Oeuvres de Marcel Schwob. Volume 2 of 2, La lampe de Psyché; Il libro della mia memoria
V
ROBINSON, BARBE-BLEUE ET ALADDIN
Le plus haut plaisir du lecteur, comme de l'écrivain, est un plaisir d'hypocrite. Quand j'étais enfant, je m'enfermais au grenier pour lire un voyage au Pôle Nord, en mangeant un morceau de pain sec trempé dans un verre d'eau. Probablement j'avais bien déjeuné. Mais je me figurais mieux prendre part à la misère de mes héros.
Le vrai lecteur construit presque autant que l'auteur: seulement il bâtit entre les lignes. Celui qui ne sait pas lire dans le blanc des pages ne sera jamais bon gourmet de livres. La vue des mots comme le son des notes dans une symphonie amène une procession d'images qui vous conduit avec elles.
Je vois la grosse table mal équarrie où mange Robinson. Mange-t-il du chevreau ou du riz? Attendez… nous allons voir. Tiens, il s'est fait un plat tout rond, en terre rouge. Voilà le perroquet qui crie: on lui donnera tout à l'heure un peu de blé nouveau. Nous irons en voler dans le tas de réserve, sous l'appentis. Le rhum que Robinson buvait, quand il était malade, était dans une grosse bouteille noire, avec des côtes. Le mot «fowling piece» (pièce à volailles), que je ne comprenais pas trop me donnait les imaginations les plus extraordinaires sur le fusil de Robinson. (Longtemps je me suis figuré que les «icoglans stupides» des Orientales étaient une espèce de caméléons. Encore aujourd'hui je fais violence à ma fantaisie pour lui persuader que ce ne sont que des gendarmes).
Comment était faite la lampe d'Aladdin? A mon idée, un peu comme les lampes à huile de notre salle d'études. Aussi étais-je anxieux de la manière dont s'y prendrait Aladdin pour la vider. L'endroit où il fallait la frotter avec du sable fin—les mots ne sont nulle part dans le texte, mais je ne puis les en dissocier, et c'est encore avec du sable fin que la femme de Barbe-Bleue essaye d'effacer la tache de sang sur la clef—se trouvait quelque part sur le renflement du ventre en métal.
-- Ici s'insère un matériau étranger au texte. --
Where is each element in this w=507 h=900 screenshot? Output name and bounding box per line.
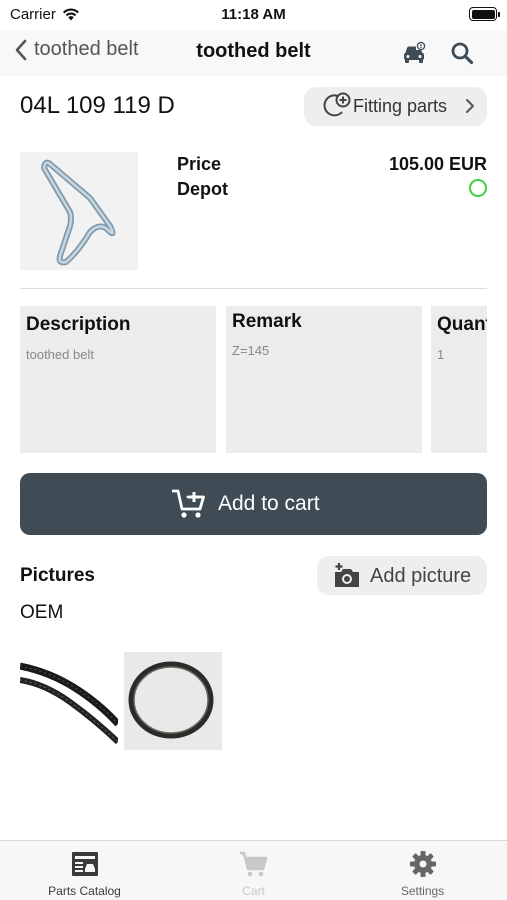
belt-photo-thumbnail[interactable]: [20, 652, 118, 750]
vehicle-button[interactable]: [399, 38, 429, 68]
toothed-belt-illustration: [41, 159, 116, 266]
chevron-left-icon: [15, 39, 27, 60]
add-cart-icon: [172, 489, 205, 518]
depot-label: Depot: [177, 179, 228, 199]
navigation-bar: toothed belt toothed belt: [0, 30, 507, 76]
fitting-parts-button[interactable]: Fitting parts: [304, 87, 487, 126]
back-button-label: toothed belt: [34, 38, 139, 60]
part-number: 04L 109 119 D: [20, 92, 175, 119]
pictures-heading: Pictures: [20, 565, 95, 586]
fitting-parts-label: Fitting parts: [353, 96, 448, 116]
add-picture-label: Add picture: [370, 565, 472, 587]
tab-parts-catalog-label: Parts Catalog: [48, 884, 121, 898]
description-card: Description toothed belt: [20, 306, 216, 453]
battery-icon: [469, 7, 500, 21]
tab-settings-label: Settings: [400, 884, 445, 898]
add-to-cart-button[interactable]: Add to cart: [20, 473, 487, 535]
back-button[interactable]: toothed belt: [14, 38, 139, 61]
remark-title: Remark: [232, 311, 302, 332]
fitting-parts-icon: [323, 92, 351, 117]
oem-label: OEM: [20, 602, 64, 623]
belt-photo-2: [128, 661, 214, 739]
chevron-right-icon: [466, 99, 474, 113]
product-image: [20, 152, 138, 270]
info-cards[interactable]: Description toothed belt Remark Z=145 Qu…: [20, 306, 487, 453]
car-icon: [404, 41, 426, 63]
tab-cart[interactable]: Cart: [169, 841, 338, 900]
tab-parts-catalog[interactable]: Parts Catalog: [0, 841, 169, 900]
search-button[interactable]: [447, 38, 477, 68]
description-title: Description: [26, 314, 131, 335]
gear-icon: [410, 851, 436, 877]
add-camera-icon: [335, 563, 359, 587]
cart-icon: [240, 851, 268, 877]
price-label: Price: [177, 154, 222, 174]
search-icon: [451, 42, 474, 65]
tab-bar: Parts Catalog Cart Settings: [0, 840, 507, 900]
status-bar: Carrier 11:18 AM: [0, 0, 507, 30]
quantity-title: Quantity: [437, 314, 487, 335]
tab-cart-label: Cart: [242, 884, 265, 898]
belt-photo-thumbnail[interactable]: [124, 652, 222, 750]
divider: [20, 288, 487, 289]
belt-photo-1: [20, 662, 118, 745]
quantity-card: Quantity 1: [431, 306, 487, 453]
description-value: toothed belt: [26, 347, 94, 362]
remark-card: Remark Z=145: [226, 306, 422, 453]
quantity-value: 1: [437, 347, 445, 362]
tab-settings[interactable]: Settings: [338, 841, 507, 900]
depot-status-indicator: [469, 179, 487, 197]
add-to-cart-label: Add to cart: [218, 492, 320, 515]
parts-catalog-icon: [72, 852, 98, 876]
status-time: 11:18 AM: [221, 6, 286, 23]
remark-value: Z=145: [232, 343, 270, 358]
price-value: 105.00 EUR: [388, 154, 487, 174]
add-picture-button[interactable]: Add picture: [317, 556, 487, 595]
Je sais maintenant que la lampe d'Aladdin était une lampe de cuivre, à bec, toute ronde et ouverte, comme les lampes grecques et arabes; mais je ne la «vois» plus.
Revenons à la clef de Barbe-Bleue. Ce qui m'y plaisait c'est qu'elle était «fée», chose qui m'intriguait prodigieusement. Je n'y comprenais rien. Mais j'y pensais bien souvent. Hélas! c'est une faute d'impression devenue traditionnelle. Dans l'ancienne édition (elle est bien rare) vous lirez que la clef était «fée»—fata,—enchantée, qu'on y avait fait œuvre de fée. C'est très clair: seulement je ne peux plus y rêver.
La pantoufle de verre de Cendrillon,—comme ce verre me paraissait précieux, translucide, délicatement filé, à la manière des petits bougeoirs de Venise avec lesquels nous avions joué,—la pantoufle est en étoffe, en vair. Je ne la «vois» plus du tout.
Je me figurais avec une grande précision les olives vertes et luisantes, saupoudrées avec de la poudre d'or dans les vases de Camaralzaman; le mur un peu délabré, veiné de lierre, gris de mousse, empli de soleil, au pied duquel le prince travaillait chez le jardinier; la boutique de Brededdin Hassan, devenu pâtissier; l'arête fixée dans la gorge du petit bossu; le gros livre empoisonné avec ses pages collées l'une contre l'autre et la tête de Durban soudée à la couverture de cuir brun du livre par le sang figé, comme un bout de bougie sur du suif glacé… Chères, chères images dont j'aime tant à revoir les couleurs quand je les trouve sous leur rubrique nel libro della mia memoria.